La FNAUT demande que la loi sur le service prévisible soit complétée

Le transport public est un service de première nécessité, il doit être reconnu comme tel. Une révision de la loi sur le service prévisible doit permettre de mieux concilier le « droit de se déplacer » reconnu par la loi, le droit de grève des agents des sociétés exploitantes et l’avenir du transport public.

 

Le transport public, un « service essentiel »

Le transport public est indispensable pour accéder à l’emploi, aux services, aux commerces et aux loisirs.  C’est pourquoi la FNAUT réclame en particulier :

- l’abaissement du taux de TVA appliqué au transport public de 10 % au taux minimal de 5,5 % (ce taux est inférieur à 10 % dans dix pays européens, il est de 0 % au Danemark, en Irlande et au Royaume-Uni) ;

- le renforcement des services urbains de très bonne heure, en soirée, en week-end, et un fonctionnement 365 jours/an dans toutes les villes françaises, comme en Allemagne ; de nombreux habitants travaillent ces jour-là et à ces heures-là (hôtellerie et restauration, hôpitaux…) et se déplacent avec difficulté.

 

La loi sur le service prévisible, un progrès évident pour les usagers

La loi Bertrand du 21 août 2007, intégrée dans les articles L1222-1 et suivants du Code des Transports, a permis de réduire la gêne subie par les usagers en cas de conflit social dans les transports publics.

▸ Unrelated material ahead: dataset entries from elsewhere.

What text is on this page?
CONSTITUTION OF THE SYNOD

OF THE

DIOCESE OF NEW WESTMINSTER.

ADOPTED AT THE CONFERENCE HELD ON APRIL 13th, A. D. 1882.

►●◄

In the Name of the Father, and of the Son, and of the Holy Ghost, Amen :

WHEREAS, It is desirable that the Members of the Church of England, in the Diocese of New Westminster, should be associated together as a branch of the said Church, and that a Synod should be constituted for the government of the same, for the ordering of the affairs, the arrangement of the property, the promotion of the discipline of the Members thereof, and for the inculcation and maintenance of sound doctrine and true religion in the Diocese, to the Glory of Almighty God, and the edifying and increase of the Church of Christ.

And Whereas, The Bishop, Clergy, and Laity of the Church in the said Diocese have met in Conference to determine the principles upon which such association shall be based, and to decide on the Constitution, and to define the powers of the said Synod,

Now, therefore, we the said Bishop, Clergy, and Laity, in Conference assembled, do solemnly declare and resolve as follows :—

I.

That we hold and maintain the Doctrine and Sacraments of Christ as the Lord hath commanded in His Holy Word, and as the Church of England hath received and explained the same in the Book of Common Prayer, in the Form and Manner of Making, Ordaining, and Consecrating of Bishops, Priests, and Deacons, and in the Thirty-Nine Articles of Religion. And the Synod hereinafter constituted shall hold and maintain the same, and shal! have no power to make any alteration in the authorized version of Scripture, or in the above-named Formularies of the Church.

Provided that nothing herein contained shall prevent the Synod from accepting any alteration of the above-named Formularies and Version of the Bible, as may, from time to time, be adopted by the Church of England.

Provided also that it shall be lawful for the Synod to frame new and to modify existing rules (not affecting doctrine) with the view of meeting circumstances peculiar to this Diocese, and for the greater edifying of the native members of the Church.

Elle impose à l’exploitant une procédure de négociation préalable, l’établissement d’un plan de transport (« service prévisible ») en cas d’échec de la négociation et une information sur le service maintenu.

La FNAUT rappelle que le « service prévisible » ne doit pas être confondu avec un « service minimum »  qui limiterait le droit de grève puisqu’il pourrait impliquer une réquisition du personnel gréviste.

 

Une loi à compléter

Les usagers des transports urbains, routiers et ferroviaires doivent être informés 24 heures avant le début des interruptions du service public de transport, quelles qu’en soient les causes et les modalités (préavis de longue durée, grèves de 59 minutes…). Si la SNCF ou les autres exploitants ne peuvent respecter le délai d’information de 24 heures, la loi doit être complétée pour qu’il puisse être respecté.

La FNAUT demande par ailleurs :

- l’obligation pour l’exploitant, sous peine de sanction financière, de consulter, en amont de la grève, les représentants des voyageurs sur la consistance du plan de transport, et de réaliser le service annoncé ;

- un dédommagement systématique des voyageurs, proportionnel au nombre de jours de grève.

 

La FNAUT demande au gouvernement et au Parlement de reconnaître le transport public comme un « service essentiel »  (c’est déjà le cas, sous des formes juridiques variées, en Italie, en Espagne, au Portugal, en Grande-Bretagne et en Allemagne), et de compléter la loi sur le service prévisible afin de garantir une information fiable du public dans tous les types de grève.